Alcohol didn’t start impacting my family right away. For years I was a social drinker. I would have a few drinks out with friends on the weekend. Maybe a couple of drinks during the week. It wasn’t until I started having a tough time at work before the social drinking became something more.
I was competing for a promotion. Working long hours. I felt pressure to make it to the next level of my career. Bills were stacking up at home, we had a new baby on the way, and I felt like I had to get the promotion. I started keeping a bottle at the office. Whisky was my go-to choice. When I felt the pressure, I would just have a quick drink to dull the worry.
Before long, the quick drink a few times a week, turned into a drink before lunch. A drink after lunch. A mid-afternoon drink…all before leaving the office. Then there was the after work drinking. When I didn’t get the promotion, the drinking escalated. I barely spent time at home during the week, stumbling in after everyone was asleep. I used the weekends, and how hard I had been working, as an excuse to drink even more. I opted out of family outings and just sat in front of the TV drinking.
Things started to get bad at home. Instead of my wife fighting with me about drinking anymore, she just started taking the kids out on her own. She didn’t want them to see me. I started drinking even more to dull the pain of the mess I had made of my family life.
It also started catching up with me at work. I was written up after coworkers reported smelling alcohol on my breath. I started slipping up, mishandling files, forgetting appointments. After several write-ups, and once I started losing clients, it was an easy decision for the company to let me go. It felt like I had been kicked in the gut. My answer to the pain was more alcohol.
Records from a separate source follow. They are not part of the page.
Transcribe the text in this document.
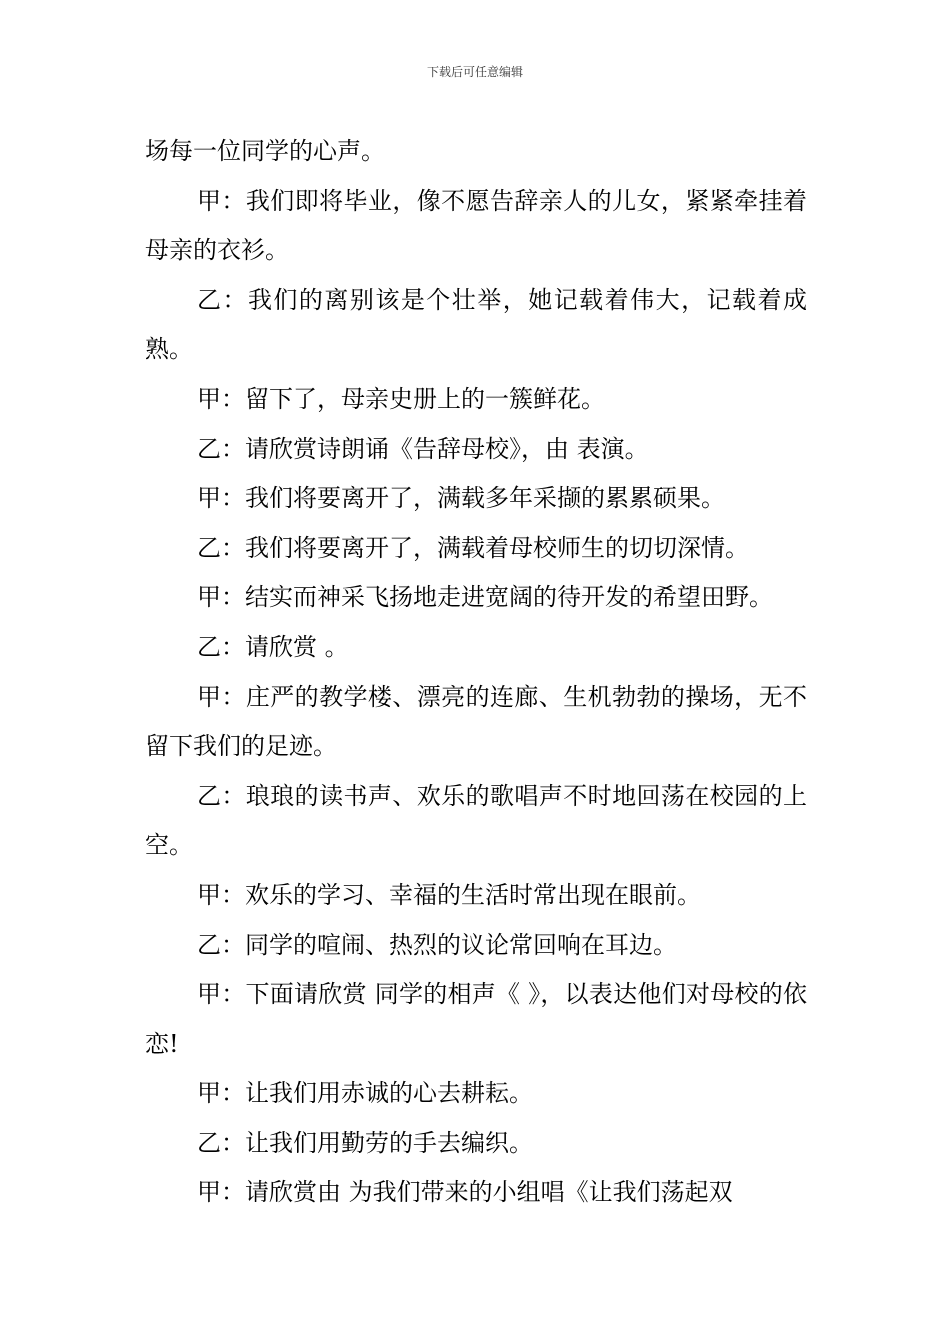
下载后可任意编辑

场每一位同学的心声。

甲：我们即将毕业，像不愿告辞亲人的儿女，紧紧牵挂着母亲的衣衫。

乙：我们的离别该是个壮举，她记载着伟大，记载着成熟。

甲：留下了，母亲史册上的一簇鲜花。

乙：请欣赏诗朗诵《告辞母校》，由 表演。

甲：我们将要离开了，满载多年采撷的累累硕果。

乙：我们将要离开了，满载着母校师生的切切深情。

甲：结实而神采飞扬地走进宽阔的待开发的希望田野。

乙：请欣赏 。

甲：庄严的教学楼、漂亮的连廊、生机勃勃的操场，无不留下我们的足迹。

乙：琅琅的读书声、欢乐的歌唱声不时地回荡在校园的上空。

甲：欢乐的学习、幸福的生活时常出现在眼前。

乙：同学的喧闹、热烈的议论常回响在耳边。

甲：下面请欣赏 同学的相声《 》，以表达他们对母校的依恋!

甲：让我们用赤诚的心去耕耘。

乙：让我们用勤劳的手去编织。

甲：请欣赏由 为我们带来的小组唱《让我们荡起双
A few weeks later, while I was home drinking to dull the pain and my wife had the kids at the park, I got a panicked phone call from her. My son had fallen at the park and my wife was worried he had broken his leg. I immediately grabbed my keys and ran out of the house, getting behind the wheel. I had driven drunk many times before. But I was exceptionally drunk that morning, and very panicked, when I took a corner too quickly and crashed through a fence a couple blocks from the house. I was knocked out in the accident.
As an ambulance took me to the hospital, my wife waited at the park with my son, who did have a broken leg, and our baby, for me to arrive. I didn’t. She found a way to take care of our kids that day and get to the hospital. I was charged by the cops after I woke up. By the time I was released from the hospital, my wife had already moved our kids across the state to her parent’s house.
I literally had nothing left. No job. No family. Charges against me. Alcohol addiction ruined my life.